What happens when Bauhaus ideals, béton brut aesthetics and Swiss engineering meet to create a workshop for apprentice bricklayers in post-war Basel?
Answer: Probably one of the world’s most elegant pieces of concrete origami. If beauty is reduction, then the architects have spared nothing: using concrete folds, glass and plenty of light, they have created a masterpiece of almost brutal brilliance and timelessness.
They certainly did. But a workshop with the appearance and dimensions – the roof folds span over 30 metres! – of a modernist church? Isn’t that a bit… excessive?

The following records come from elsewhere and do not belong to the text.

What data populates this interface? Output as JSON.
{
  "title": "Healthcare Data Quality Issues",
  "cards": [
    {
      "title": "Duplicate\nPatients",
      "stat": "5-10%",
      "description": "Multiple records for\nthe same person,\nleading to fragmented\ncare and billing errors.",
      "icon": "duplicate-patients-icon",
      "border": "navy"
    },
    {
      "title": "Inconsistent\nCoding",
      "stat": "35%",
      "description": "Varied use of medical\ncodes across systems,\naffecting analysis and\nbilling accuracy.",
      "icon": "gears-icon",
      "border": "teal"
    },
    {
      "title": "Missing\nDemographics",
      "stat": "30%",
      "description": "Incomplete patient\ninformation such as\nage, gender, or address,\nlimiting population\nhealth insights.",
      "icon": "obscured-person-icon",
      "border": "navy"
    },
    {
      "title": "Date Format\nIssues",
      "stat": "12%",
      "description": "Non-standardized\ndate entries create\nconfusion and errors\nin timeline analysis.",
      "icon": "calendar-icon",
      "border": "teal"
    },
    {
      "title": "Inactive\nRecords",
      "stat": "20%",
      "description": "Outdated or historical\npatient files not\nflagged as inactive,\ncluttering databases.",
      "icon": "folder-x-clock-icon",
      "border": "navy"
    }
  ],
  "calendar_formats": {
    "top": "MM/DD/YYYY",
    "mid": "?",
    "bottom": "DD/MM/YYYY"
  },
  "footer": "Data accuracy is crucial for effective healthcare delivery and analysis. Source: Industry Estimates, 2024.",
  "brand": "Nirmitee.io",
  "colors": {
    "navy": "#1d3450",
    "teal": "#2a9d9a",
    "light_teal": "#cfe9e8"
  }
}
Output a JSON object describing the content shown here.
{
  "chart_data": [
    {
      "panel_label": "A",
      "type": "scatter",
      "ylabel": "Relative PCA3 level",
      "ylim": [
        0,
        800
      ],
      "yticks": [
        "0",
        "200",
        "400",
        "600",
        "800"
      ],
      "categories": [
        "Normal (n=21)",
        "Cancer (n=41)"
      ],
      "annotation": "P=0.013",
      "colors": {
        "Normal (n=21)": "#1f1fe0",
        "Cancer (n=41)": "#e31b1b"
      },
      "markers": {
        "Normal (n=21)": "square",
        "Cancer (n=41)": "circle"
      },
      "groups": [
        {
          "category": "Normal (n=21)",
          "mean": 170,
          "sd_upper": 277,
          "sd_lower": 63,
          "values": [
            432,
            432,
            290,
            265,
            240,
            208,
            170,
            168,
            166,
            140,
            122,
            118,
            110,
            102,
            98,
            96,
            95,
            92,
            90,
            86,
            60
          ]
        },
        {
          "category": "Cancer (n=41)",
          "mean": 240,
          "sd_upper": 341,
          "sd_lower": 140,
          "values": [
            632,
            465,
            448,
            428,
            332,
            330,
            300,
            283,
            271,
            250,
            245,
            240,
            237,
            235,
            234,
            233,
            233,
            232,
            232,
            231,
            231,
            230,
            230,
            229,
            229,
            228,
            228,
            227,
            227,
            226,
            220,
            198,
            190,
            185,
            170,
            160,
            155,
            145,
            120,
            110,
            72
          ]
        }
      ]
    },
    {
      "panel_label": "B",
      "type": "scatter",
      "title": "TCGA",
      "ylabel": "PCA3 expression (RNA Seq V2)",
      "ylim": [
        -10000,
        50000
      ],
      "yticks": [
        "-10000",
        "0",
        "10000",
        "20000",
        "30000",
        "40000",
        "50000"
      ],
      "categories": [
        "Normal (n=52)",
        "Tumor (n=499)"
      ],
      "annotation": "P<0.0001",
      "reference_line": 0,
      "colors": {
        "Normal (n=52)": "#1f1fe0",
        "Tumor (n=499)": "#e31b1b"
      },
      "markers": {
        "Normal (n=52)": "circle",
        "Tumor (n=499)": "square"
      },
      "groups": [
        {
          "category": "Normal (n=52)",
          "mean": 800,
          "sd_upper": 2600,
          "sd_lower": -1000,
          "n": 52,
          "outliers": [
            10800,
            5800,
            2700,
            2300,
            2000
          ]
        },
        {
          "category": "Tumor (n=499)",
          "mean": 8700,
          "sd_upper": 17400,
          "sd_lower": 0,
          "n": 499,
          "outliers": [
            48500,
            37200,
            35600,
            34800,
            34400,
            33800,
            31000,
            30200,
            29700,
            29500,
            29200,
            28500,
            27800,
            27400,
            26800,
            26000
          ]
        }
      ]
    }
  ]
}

Admittedly, the idea of building a kind of concrete church for apprentice bricklayers sounds very – ambitious. Let’s throw in some context. The bricklaying hall is part of the Basel School of Design and the General Vocational School. Its lead architect, Hermann Baur, was strongly influenced by the ideas of the Bauhaus. He wanted to create a positive learning environment with functional, needs-based architecture, light-filled rooms and easy access to nature and art. Baur also built churches. In the post-war period, architecture served as a kind of proxy religion. Bold was cool.
Today, the Maurerhalle is used as a lecture hall and multifunctional space. From their accurately lined-up desks, students can enjoy the play of light on the concrete expanse or ponder on the whistling sound hot concrete makes when you spill a cold drink on it.